With Savant, you can create chains of pipelines decomposing the processing according to your specific needs, e.g. distributing the processing between nodes or GPUs. Chaining is possible due to the communication protocol used by Savant: you can connect modules on the same node with the ipc:// scheme or different nodes with the tcp:// scheme.

To implement chaining, you attach the later module’s source to the source module’s sink. You may use all socket types like pub/sub, dealer/router, and req/rep to connect chain elements.

What are the reasons and arguments for implementing chaining rather than making a single module? Let us provide you with several:

  1. Distribute the workload in case a single GPU cannot carry out all the workload, or you want to use a grid of cheap GPUs to carry out basic operations and a small number of expensive GPUs to carry out sophisticated operations if a cheap GPU discovers valuable information.

  2. Distribute the processing between the edge and the core: on edge, you run primary perception operations and send the heavyweight processing to the data center; this scheme is beneficial as the core skips specific frames if there is no metadata required to process them; the edge also can avoid sending data for the frames which does not include valuable information.
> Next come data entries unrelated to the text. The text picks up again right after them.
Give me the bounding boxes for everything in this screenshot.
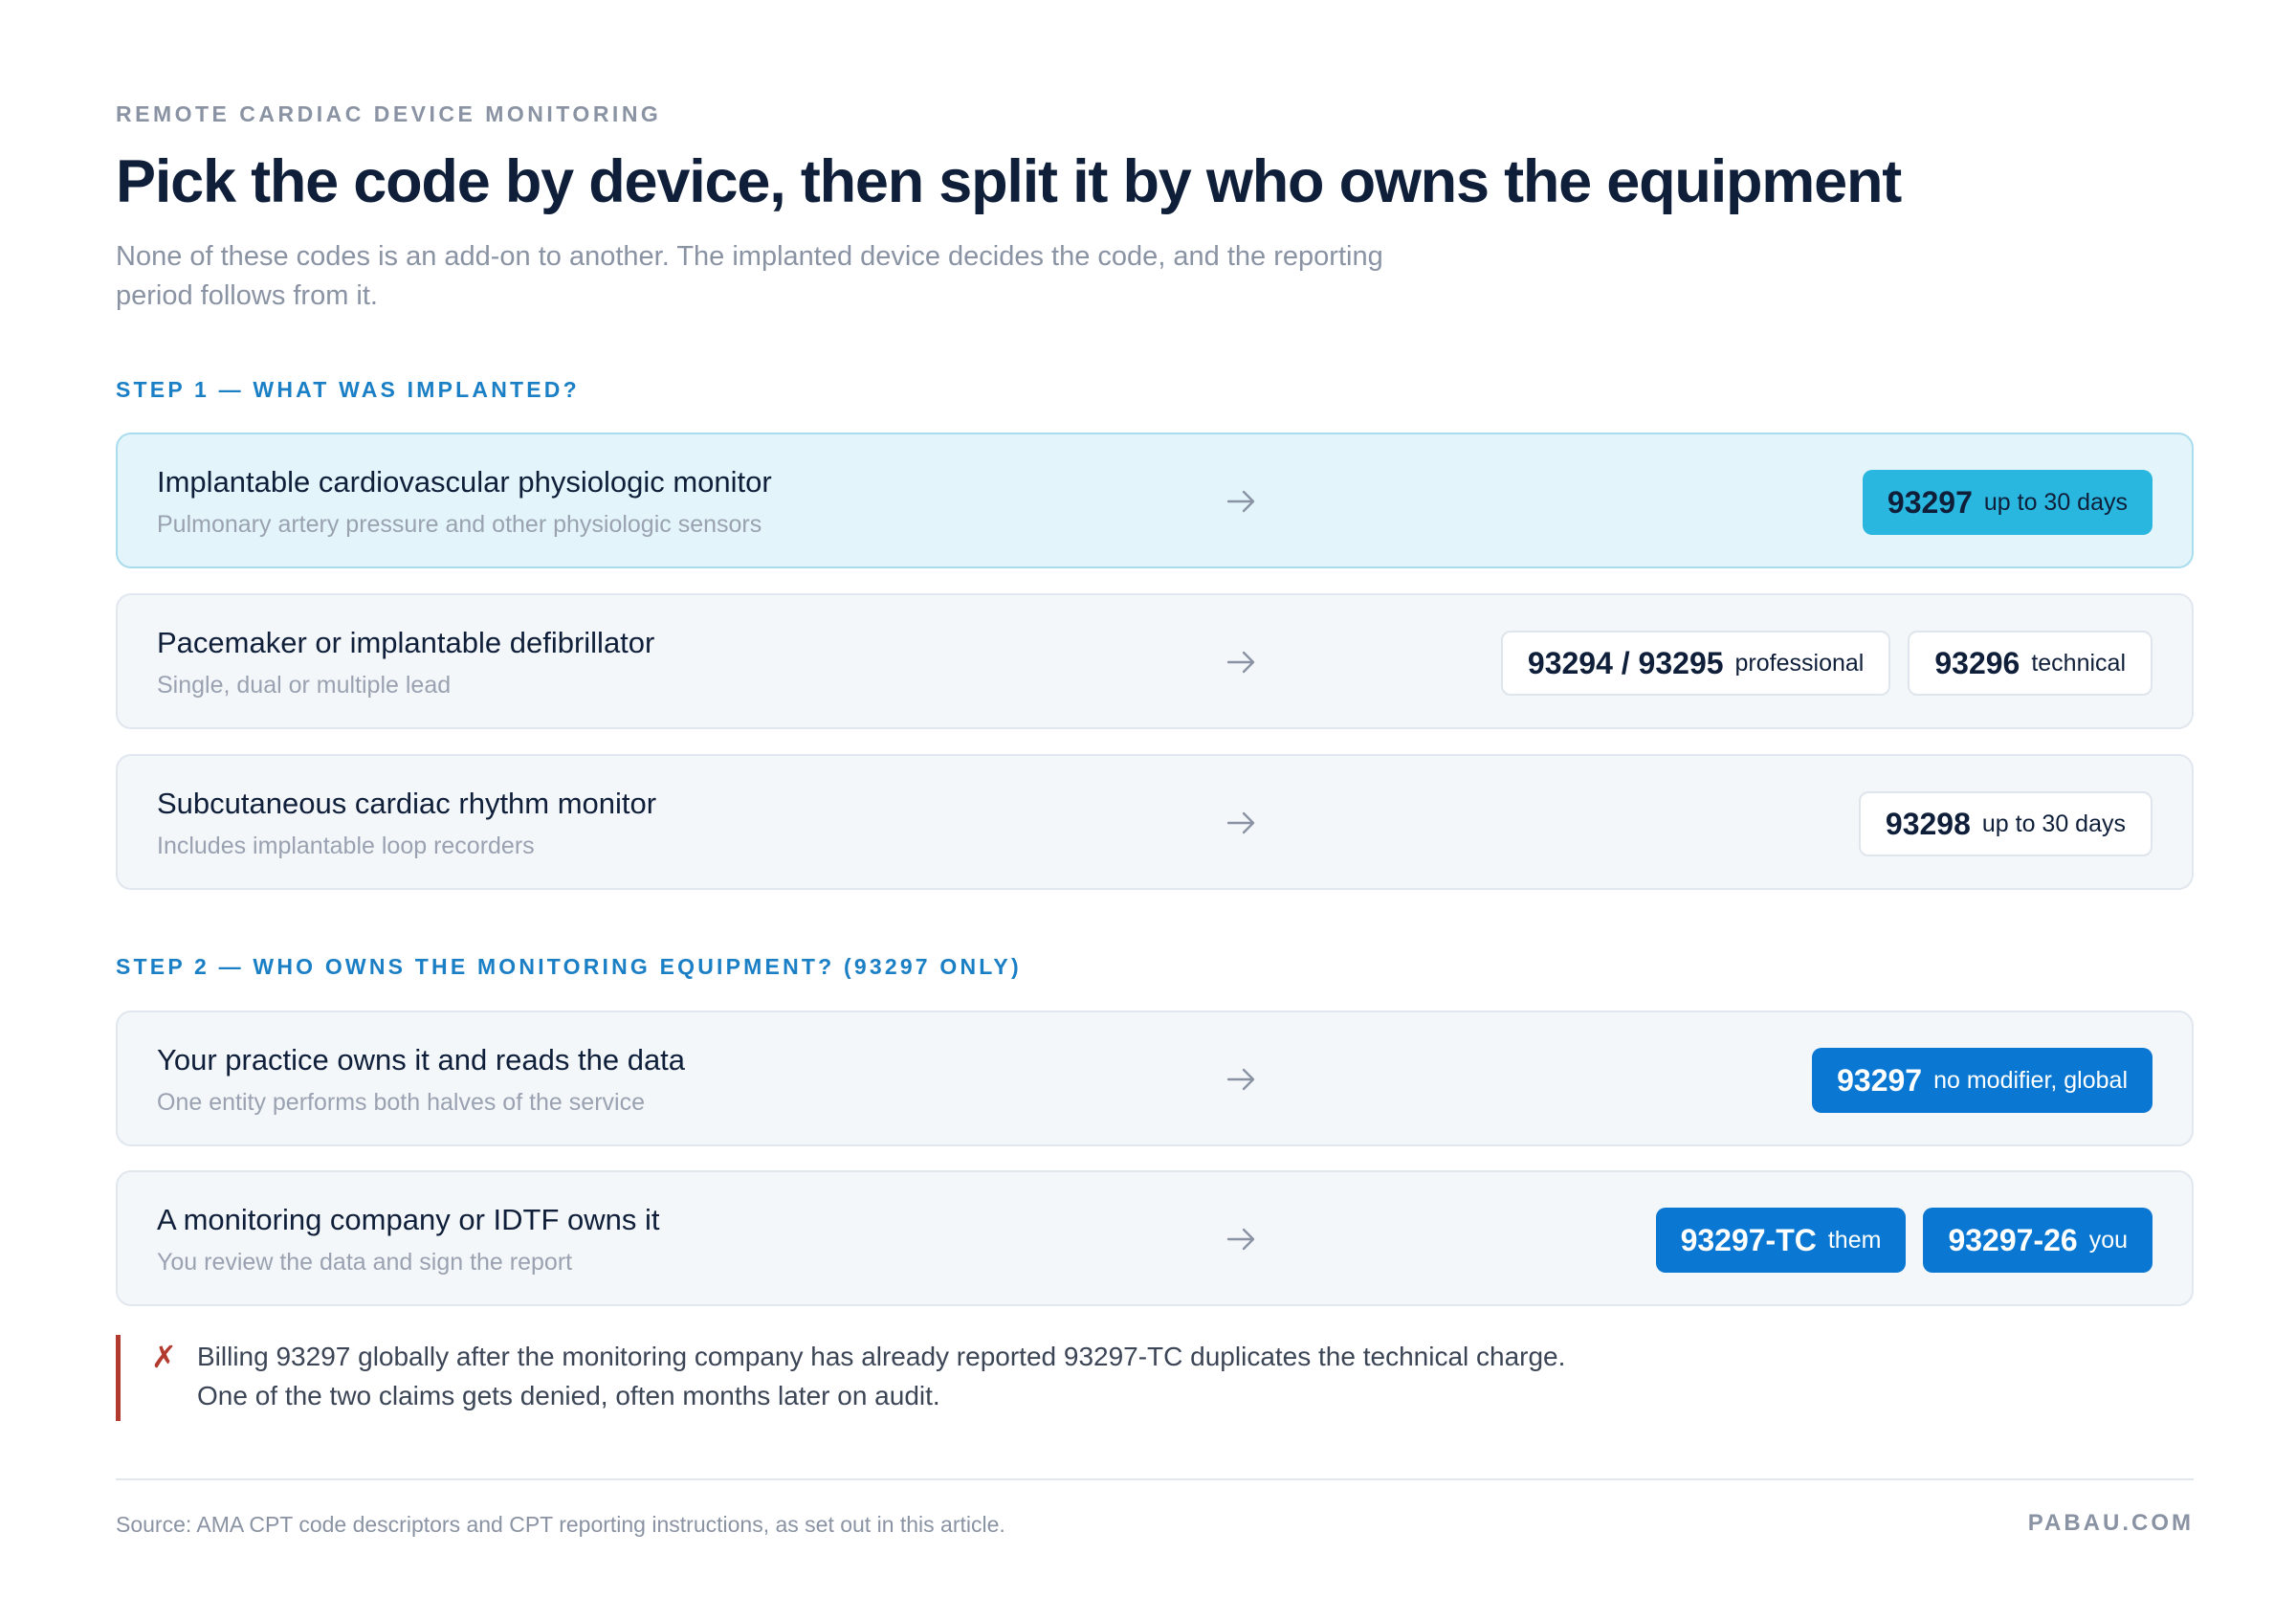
row-title: Your practice owns it and reads the data bbox=[157, 1043, 686, 1077]
pill-code: 93294 / 93295 bbox=[1527, 645, 1724, 680]
pill-code: 93297 bbox=[1887, 484, 1973, 520]
pill-note: no modifier, global bbox=[1933, 1066, 2128, 1094]
pill-note: professional bbox=[1734, 649, 1865, 677]
pill-code: 93296 bbox=[1934, 645, 2020, 680]
code-pill-93294-93295: 93294 / 93295 professional bbox=[1500, 631, 1891, 696]
arrow-right-icon bbox=[1226, 651, 1255, 674]
device-row-pacemaker: Pacemaker or implantable defibrillator S… bbox=[116, 593, 2194, 729]
pill-code: 93297-TC bbox=[1680, 1222, 1817, 1257]
pill-code: 93297 bbox=[1837, 1062, 1923, 1098]
row-subtitle: Pulmonary artery pressure and other phys… bbox=[157, 511, 762, 538]
arrow-right-icon bbox=[1226, 1068, 1255, 1091]
row-subtitle: One entity performs both halves of the s… bbox=[157, 1089, 645, 1116]
code-pill-93298: 93298 up to 30 days bbox=[1858, 791, 2152, 856]
code-pills: 93298 up to 30 days bbox=[1858, 791, 2152, 856]
row-title: Subcutaneous cardiac rhythm monitor bbox=[157, 787, 657, 820]
subtitle-line-1: None of these codes is an add-on to anot… bbox=[116, 241, 1383, 272]
code-pills: 93297 up to 30 days bbox=[1862, 470, 2152, 535]
code-pill-93296: 93296 technical bbox=[1908, 631, 2152, 696]
pill-note: them bbox=[1827, 1226, 1882, 1254]
arrow-right-icon bbox=[1226, 1228, 1255, 1251]
subtitle-line-2: period follows from it. bbox=[116, 280, 378, 311]
pill-note: up to 30 days bbox=[1983, 488, 2128, 516]
code-pills: 93297-TC them 93297-26 you bbox=[1655, 1208, 2152, 1273]
row-subtitle: You review the data and sign the report bbox=[157, 1249, 573, 1276]
pill-note: you bbox=[2088, 1226, 2128, 1254]
code-pills: 93297 no modifier, global bbox=[1812, 1048, 2152, 1113]
row-subtitle: Single, dual or multiple lead bbox=[157, 672, 452, 699]
warning-line-1: Billing 93297 globally after the monitor… bbox=[197, 1342, 1566, 1371]
device-row-rhythm-monitor: Subcutaneous cardiac rhythm monitor Incl… bbox=[116, 754, 2194, 890]
source-note: Source: AMA CPT code descriptors and CPT… bbox=[116, 1512, 1005, 1537]
footer-divider bbox=[116, 1478, 2194, 1480]
pill-code: 93297-26 bbox=[1948, 1222, 2078, 1257]
code-pill-93297-tc: 93297-TC them bbox=[1655, 1208, 1907, 1273]
code-pills: 93294 / 93295 professional 93296 technic… bbox=[1500, 631, 2152, 696]
pill-note: up to 30 days bbox=[1981, 810, 2126, 837]
eyebrow: REMOTE CARDIAC DEVICE MONITORING bbox=[116, 101, 662, 126]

  3. Access to ready-to-use module you cannot change or incorporate in your pipeline, e.g., because of IP/license restrictions;

  4. You would like to build a routed network of processing where data flows according to specific rules.

Efficiency

Since the encoding and decoding are almost free on Nvidia GPUs, from the throughput perspective there’s usually no reason to care about additional operations that come with the chaining scheme.

Drawbacks

The most significant drawback is the increased latency of a chain. Every decoding/encoding adds about 100 ms when processing a 30 FPS stream; so chaining multiplies the delay.